The Fifth House of the Heart, by Ben Tripp

23705513How far would you go for treasures? Would you risk more if the treasure was worth millions? How about billions? How much would be enough to risk your life against a vampire that will rip you to shreds as soon as look at you? Asmodeus Saxon-Tang (yes, he knows how ridiculous his name is, thank you very much) has a high price, but as he sits in an auction at the beginning of Ben Tripp’s The Fifth House of the Heart, Sax thinks his days of stealing hoards from vampires are over. The auction goes his way and Sax walks away with a ormolu clock. Days later, the clock is stolen and the nightwatchman is dead. Sax is sure that a vampire is behind it. The clock was worth $20,000, but if Sax can destroy the vampire who stole it, he’ll get first pick of whatever goodies the creature has collected over the centuries.

Sax’s theory is not as crazy as it sounds. He’s tangled with vampires before. In 1965, while looting a supposedly uninhabited maison in the French countryside, Sax almost died when the vampire of the house slaughtered most of the raiding party. Sax started out as a fairly ordinary, if incredibly charming, antiques dealer. He thought his friend Jean-Marc had incredible luck to find a maison that hadn’t been touched since the beginning of the nineteenth century. There was no reason to think that anything would go wrong. And then the vampire showed up. Sax survived by the skin of his teeth and dumb luck. After that, he followed legends and myths to find other vampire hoards. (Finding vampires was incidental.) He found another in the Czech Republic in 1989 and got rich, but only after shattering his leg. By the time we join Sax in The Fifth House of the Heart, he is semi-retired. He leaves the vampires alone. He’s in his 70s and walks with a cane; he doesn’t have much stamina anymore. That said, however, he doesn’t want to just rollover for the thing that stole his clock…and might be sitting on a fortune if he can kill it before it kills him.

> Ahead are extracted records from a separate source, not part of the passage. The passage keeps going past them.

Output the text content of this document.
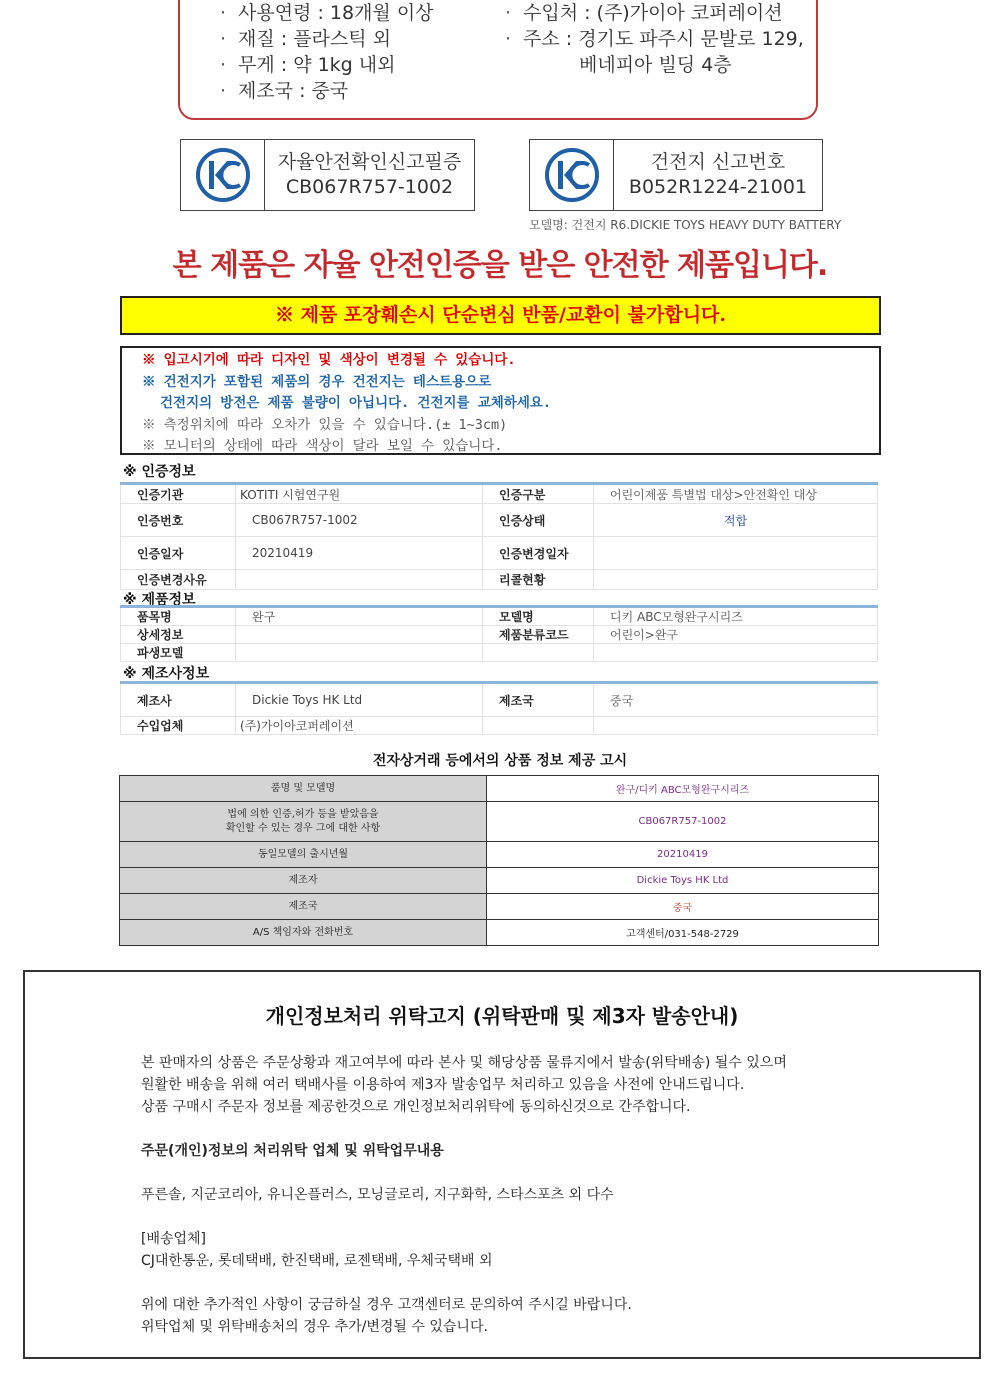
· 사용연령 : 18개월 이상
· 재질 : 플라스틱 외
· 무게 : 약 1kg 내외
· 제조국 : 중국
· 수입처 : (주)가이아 코퍼레이션
· 주소 : 경기도 파주시 문발로 129,
베네피아 빌딩 4층
자율안전확인신고필증
CB067R757-1002
건전지 신고번호
B052R1224-21001
모델명: 건전지 R6.DICKIE TOYS HEAVY DUTY BATTERY
본 제품은 자율 안전인증을 받은 안전한 제품입니다.
※ 제품 포장훼손시 단순변심 반품/교환이 불가합니다.
※ 입고시기에 따라 디자인 및 색상이 변경될 수 있습니다.
※ 건전지가 포함된 제품의 경우 건전지는 테스트용으로
건전지의 방전은 제품 불량이 아닙니다. 건전지를 교체하세요.
※ 측정위치에 따라 오차가 있을 수 있습니다.(± 1~3cm)
※ 모니터의 상태에 따라 색상이 달라 보일 수 있습니다.
※ 인증정보
인증기관	KOTITI 시험연구원	인증구분	어린이제품 특별법 대상>안전확인 대상
인증번호	CB067R757-1002	인증상태	적합
인증일자	20210419	인증변경일자	
인증변경사유		리콜현황	
※ 제품정보
품목명	완구	모델명	디키 ABC모형완구시리즈
상세정보		제품분류코드	어린이>완구
파생모델			
※ 제조사정보
제조사	Dickie Toys HK Ltd	제조국	중국
수입업체	(주)가이아코퍼레이션		
전자상거래 등에서의 상품 정보 제공 고시
품명 및 모델명	완구/디키 ABC모형완구시리즈

법에 의한 인증,허가 등을 받았음을
확인할 수 있는 경우 그에 대한 사항	CB067R757-1002

동일모델의 출시년월	20210419

제조자	Dickie Toys HK Ltd

제조국	중국

A/S 책임자와 전화번호	고객센터/031-548-2729
개인정보처리 위탁고지 (위탁판매 및 제3자 발송안내)
본 판매자의 상품은 주문상황과 재고여부에 따라 본사 및 해당상품 물류지에서 발송(위탁배송) 될수 있으며
원활한 배송을 위해 여러 택배사를 이용하여 제3자 발송업무 처리하고 있음을 사전에 안내드립니다.
상품 구매시 주문자 정보를 제공한것으로 개인정보처리위탁에 동의하신것으로 간주합니다.
주문(개인)정보의 처리위탁 업체 및 위탁업무내용
푸른솔, 지군코리아, 유니온플러스, 모닝글로리, 지구화학, 스타스포츠 외 다수
[배송업체]
CJ대한통운, 롯데택배, 한진택배, 로젠택배, 우체국택배 외
위에 대한 추가적인 사항이 궁금하실 경우 고객센터로 문의하여 주시길 바랍니다.
위탁업체 및 위탁배송처의 경우 추가/변경될 수 있습니다.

Most of The Fifth House of the Heart follows Sax as he assembles a team for one last score. Tripp does briefly shift the narrator’s eye to Nilu, an Indian actress who’s been attacked by a vampire; Min, a Korean vampire hunter; and Paolo, a monk who’s a member of the Vatican’s vampire-killing order. The action movies from New York to Mumbai to Rome to rural France to mountainous southern Germany. There are bloody set pieces and characters that one would never have suspected of being redshirts are horribly dispatched by vampires and their minions.

Sax carries the less bloody parts of the novel with his droll sense of humor and flamboyant personality. He professes over and over that he’s a coward. His actions belie this, however. Sax is tempted to run away more than once, but when the chips are down, he manages to summon the courage he needs to put heart back into his companions or to strike the crucial blow or to rescue someone from the literal jaws of a vampire. It’s hard to say how much Sax buys into his personal myth. At times, he wants to quit. But his justification for quitting is sparing the lives of his teammates. If Sax is occasionally cowardly, it’s for noble reasons. If he’s motivated by avarice for beautiful things, Sax helps to find kill vampires before they can kill more innocents. If Sax occasionally lusts after beautiful men, well, I can sympathize.

I wasn’t sure about The Fifth House of the Heart when I first started. In this day and age, what’s left for the vampire? Even if they don’t sparkle, it’s hard to take them seriously after their most recent appearances in popular culture. Tripp makes them terrifying again. The vampires in this book are alien creatures. They’re powerful and beautiful in the way dragons might be. But there’s no doubt that these monsters see humans only as prey. For me, the treasures Sax finds wouldn’t be enough to tempt me into walking into a vampire’s lair. I’d be a redshirt. Sax should be a redshirt. He’s one of the most unlikely heroes I’ve ever seen. I had a great time reading this book.

I received a free copy of this ebook from NetGalley, in exchange for an honest review. It will be released 28 July 2015.

Notes on bibliotherapeutic use: Recommended for readers who covet shiny things.